How to assimilate the step to maturity

* The author is part of the community of readers of La Vanguardia.

Oliver Thansan
Oliver Thansan
23 December 2023 Saturday 15:26
8 Reads
How to assimilate the step to maturity

* The author is part of the community of readers of La Vanguardia

Youth, among other things, brings a certain ambition, I suppose also a certain ignorance. And I'm beginning to discover that, although they are a priori independent traits, perhaps they are more related than I used to think.

Young people, honoring Gil de Biedma's poem ("like all young people, I came to take my life ahead"), without any awareness of our ambition or ignorance, we do not skimp on dreaming big.

We think about the great achievements that life has in store for us, the high goals that one day, without a doubt, we will achieve. However, just because we think about the future does not mean that we neglect the present.

We live in the contradiction of seeing our triumph there in the distance, at the same time we try to live as if there were no future. We look for the most powerful sensations in the present, nights that end at dawn and in which we can claim to know what it means to live, trips in which we can boast of vitality, we tend to think that life must be sought and experienced in the great moments. of adrenaline, in the great explosions of joy and pain.

However, there are moments, there are moments, in which doubt appears, maturity knocks at the door. Books usually help her. She played insistently when I read The Road, by Delibes. Almost at the end of the book, Don José, the priest, gives a sermon in which he says: "Happiness is not, in reality, in the highest, in the greatest, in the most appetizing, in the most excellent; it is in adapting our steps to the path that the Lord has indicated to us on Earth. Even if it is humble." After reading these lines, I remained silent and asked myself what is the path that Don José, the priest, is talking about.
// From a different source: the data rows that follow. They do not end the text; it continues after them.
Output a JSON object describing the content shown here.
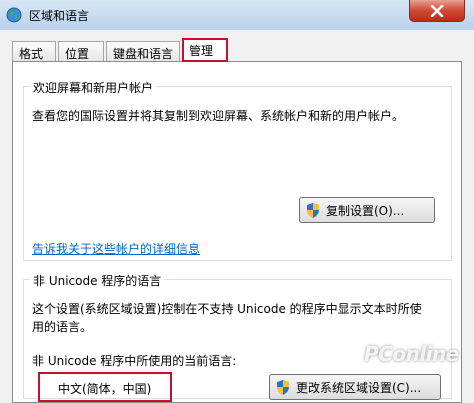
{
  "window": {
    "title": "区域和语言",
    "close_icon": "close-icon",
    "app_icon": "globe-icon"
  },
  "tabs": [
    {
      "label": "格式",
      "active": false
    },
    {
      "label": "位置",
      "active": false
    },
    {
      "label": "键盘和语言",
      "active": false
    },
    {
      "label": "管理",
      "active": true
    }
  ],
  "welcome_group": {
    "title": "欢迎屏幕和新用户帐户",
    "description": "查看您的国际设置并将其复制到欢迎屏幕、系统帐户和新的用户帐户。",
    "copy_button_label": "复制设置(O)...",
    "info_link": "告诉我关于这些帐户的详细信息"
  },
  "unicode_group": {
    "title": "非 Unicode 程序的语言",
    "description_line1": "这个设置(系统区域设置)控制在不支持 Unicode 的程序中显示文本时所使",
    "description_line2": "用的语言。",
    "current_label": "非 Unicode 程序中所使用的当前语言:",
    "current_value": "中文(简体，中国)",
    "change_button_label": "更改系统区域设置(C)..."
  },
  "watermark": "PConline",
  "colors": {
    "accent_red": "#c8102e",
    "link_blue": "#0066cc",
    "titlebar": "#c6daf0"
  }
}
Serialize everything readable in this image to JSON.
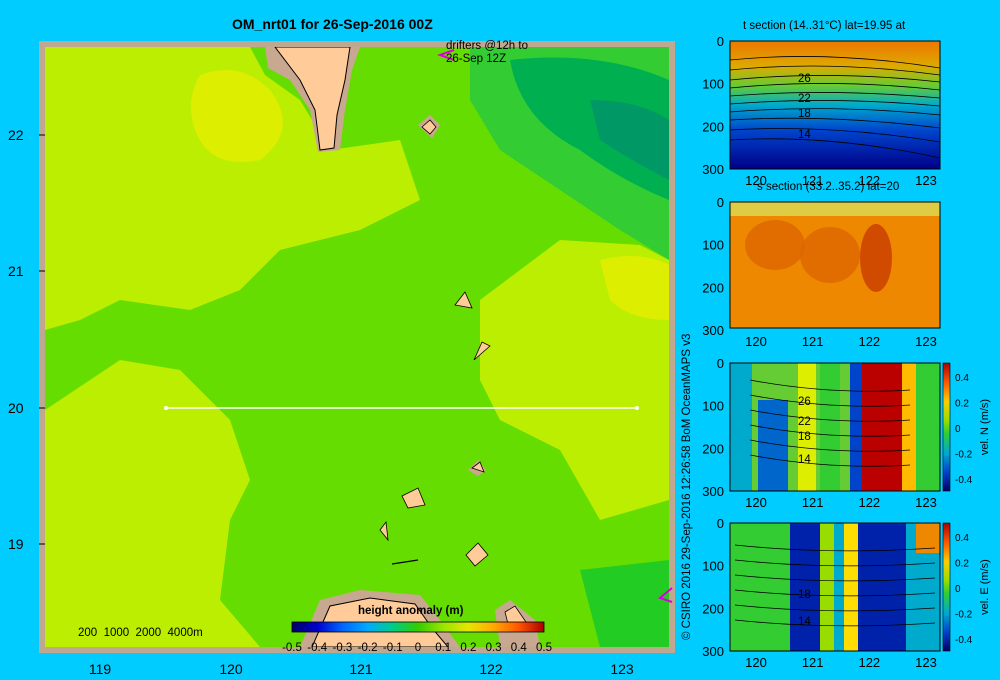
{
  "map": {
    "title": "OM_nrt01 for 26-Sep-2016 00Z",
    "drifters_note": [
      "drifters @12h to",
      "26-Sep 12Z"
    ],
    "depth_legend": "200  1000  2000  4000m",
    "lat_ticks": [
      "22",
      "21",
      "20",
      "19"
    ],
    "lon_ticks": [
      "119",
      "120",
      "121",
      "122",
      "123"
    ],
    "colorbar": {
      "label": "height anomaly  (m)",
      "ticks": [
        "-0.5",
        "-0.4",
        "-0.3",
        "-0.2",
        "-0.1",
        "0",
        "0.1",
        "0.2",
        "0.3",
        "0.4",
        "0.5"
      ]
    },
    "section_line_lat": 20,
    "section_line_lon_range": [
      119.5,
      123.2
    ]
  },
  "copyright": "© CSIRO 2016   29-Sep-2016 12:26:58 BoM OceanMAPS v3",
  "panels": [
    {
      "id": "t",
      "title": "t section (14..31°C) lat=19.95 at",
      "y_ticks": [
        "0",
        "100",
        "200",
        "300"
      ],
      "x_ticks": [
        "120",
        "121",
        "122",
        "123"
      ],
      "contour_labels": [
        "26",
        "22",
        "18",
        "14"
      ]
    },
    {
      "id": "s",
      "title": "s section (33.2..35.2) lat=20",
      "y_ticks": [
        "0",
        "100",
        "200",
        "300"
      ],
      "x_ticks": [
        "120",
        "121",
        "122",
        "123"
      ]
    },
    {
      "id": "vn",
      "title": "",
      "y_ticks": [
        "0",
        "100",
        "200",
        "300"
      ],
      "x_ticks": [
        "120",
        "121",
        "122",
        "123"
      ],
      "contour_labels": [
        "26",
        "22",
        "18",
        "14"
      ],
      "colorbar_label": "vel. N (m/s)",
      "colorbar_ticks": [
        "0.4",
        "0.2",
        "0",
        "-0.2",
        "-0.4"
      ]
    },
    {
      "id": "ve",
      "title": "",
      "y_ticks": [
        "0",
        "100",
        "200",
        "300"
      ],
      "x_ticks": [
        "120",
        "121",
        "122",
        "123"
      ],
      "contour_labels": [
        "18",
        "14"
      ],
      "colorbar_label": "vel. E (m/s)",
      "colorbar_ticks": [
        "0.4",
        "0.2",
        "0",
        "-0.2",
        "-0.4"
      ]
    }
  ],
  "colors": {
    "background": "#00ccff",
    "land": "#ffcc99",
    "shelf": "#c8a890",
    "field_base": "#66dd00",
    "field_high": "#ccf000",
    "field_low": "#00b050",
    "section_line": "#ffffff",
    "drifter": "#dd00dd"
  }
}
I followed his advice, I didn't think about big parties or trips, nor about big moments of pain or joy. On the contrary, I thought of simple things.

I thought about the college notes that I spend hours studying in front of, and I thought that maybe they are part of the journey. I thought about the little hem I make to mark the most memorable pages of the books I read, and I thought that those pages must be the way too. I thought, I don't know why, of my grandmother's voice singing a pasodoble from her youth, of our uncoordinated feet dancing around the kitchen, and I thought that this must also be the path. I thought about the conversations that overlap one another until there is only a general murmur at a long family table, that must also be the way, and the sun that at four in the afternoon illuminates the cup of coffee with milk, that too It must be the way. The path is, I think, more than in parties or memorable trips, in the already worn sole of my sneakers.

I understand now that Delibes was right. We young people tend to think of the road as a great party, explosions of joy and pain in which to seek life, and in our ignorance and our ambition, we do not realize that Delibes was right, that the road "is not in the highest, in the greatest", but in much smaller things, in the memorable pages of good books, in the uncoordinated feet that dance an old pasodoble, the sole of the sneakers already worn out.

How much we do not know, and how long it takes us to learn, that the path is not in great emotions, but rather in a much more subtle and stealthy emotion, its present almost imperceptible, and which needs the passage of time to demonstrate its true value.

Delibes was right. "Happiness lies in adjusting our steps to the path that the Lord has shown us on Earth. Even if it is humble."

In my still ambitious and ignorant youth, I feel some maturity when I read Delibes' words and I find myself wishing that the path was long and humble, that there were many marked pages, poorly danced pasodobles, overlapping conversations, that the sole never stopped wearing out. of my sneakers. Delibes was right.

It must be maturity that speaks through me, when I feel the need to ask that the path be long and humble.